How long should a senior or executive resume be in 2026? One page is the bar for most operating roles, including VP, SVP, and many Chief-level. Two pages is acceptable for sitting CEOs with a sustained public record or candidates with extensive board work needing its own section. Three pages signals to the search firm that you can't prioritize — exactly the trait they're screening for.
Should I include all 25 years of experience? No. Show the last 12-15 years in full bullets. Compress earlier roles into a one-line "Earlier experience" block. AARP and other workforce research consistently find candidates over 50 face filtering bias at the top-of-funnel screen, and a long-tail employment history is one of the easiest signals for that bias to attach to. Compress without erasing.

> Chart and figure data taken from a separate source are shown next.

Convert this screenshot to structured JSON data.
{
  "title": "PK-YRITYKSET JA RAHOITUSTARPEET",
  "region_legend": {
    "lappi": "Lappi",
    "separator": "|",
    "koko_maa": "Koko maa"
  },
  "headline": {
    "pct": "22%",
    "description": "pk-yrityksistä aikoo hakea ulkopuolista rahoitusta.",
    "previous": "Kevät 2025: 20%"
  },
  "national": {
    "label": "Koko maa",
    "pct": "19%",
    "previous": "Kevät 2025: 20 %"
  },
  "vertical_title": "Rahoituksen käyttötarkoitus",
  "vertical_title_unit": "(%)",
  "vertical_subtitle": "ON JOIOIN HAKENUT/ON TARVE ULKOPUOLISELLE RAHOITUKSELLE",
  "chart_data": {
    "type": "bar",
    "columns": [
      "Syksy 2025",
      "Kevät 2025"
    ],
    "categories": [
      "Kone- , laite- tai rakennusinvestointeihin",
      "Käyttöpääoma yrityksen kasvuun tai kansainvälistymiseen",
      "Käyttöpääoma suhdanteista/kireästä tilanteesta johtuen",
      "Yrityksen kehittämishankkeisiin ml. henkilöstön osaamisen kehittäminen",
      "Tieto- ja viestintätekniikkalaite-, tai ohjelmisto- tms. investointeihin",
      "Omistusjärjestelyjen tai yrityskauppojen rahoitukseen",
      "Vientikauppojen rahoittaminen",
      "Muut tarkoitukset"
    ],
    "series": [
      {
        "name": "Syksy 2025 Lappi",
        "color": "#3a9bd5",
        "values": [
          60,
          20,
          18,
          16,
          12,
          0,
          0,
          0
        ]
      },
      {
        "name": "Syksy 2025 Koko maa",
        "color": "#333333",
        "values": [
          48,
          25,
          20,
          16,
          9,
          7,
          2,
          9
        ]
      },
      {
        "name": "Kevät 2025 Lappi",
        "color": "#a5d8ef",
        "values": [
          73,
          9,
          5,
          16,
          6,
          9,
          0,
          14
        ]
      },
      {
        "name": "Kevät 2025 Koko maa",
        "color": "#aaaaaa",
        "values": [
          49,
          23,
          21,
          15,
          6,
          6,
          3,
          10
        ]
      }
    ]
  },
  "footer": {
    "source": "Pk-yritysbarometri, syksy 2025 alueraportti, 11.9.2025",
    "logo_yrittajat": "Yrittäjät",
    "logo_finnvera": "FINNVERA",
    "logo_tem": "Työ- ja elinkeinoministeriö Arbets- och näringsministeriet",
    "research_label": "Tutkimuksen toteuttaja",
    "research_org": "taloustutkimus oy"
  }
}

What if I'm applying for a role one notch down from my last title? Use Prompt 4. Keep the title factually accurate, contextualize the company stage in a parenthetical, and reorder experience so the most relevant role sits in scan position. Do not add a salary disclaimer to the resume — that's an interview conversation, not a document line.
Are these prompts enough on their own at the senior level? For one or two target roles in the same industry, the five prompts plus an hour of executive-level editing gets you there. For a real search across PE, public-company VP roles, and adjacent CEO-1 seats, the per-role cross-reference compounds — that's when a session-based tool that runs the listing, the resume, and the interview prep in one pass starts to make sense.
That's the prompt set. ChatGPT junior-calibrates by default. The prompts above force senior scope; the manual pass after each one covers the calls only you can make.
For the rest of the post-layoff sequence — severance, COBRA, unemployment, order of operations — see the layoff checklist. For the scope-quantification framing these prompts lean on, quantify resume bullets is the underlying playbook.
You got cut at a level where the next role is a search, not an application. ChatGPT writes the language. You make the calls only the operator who lived the work can make.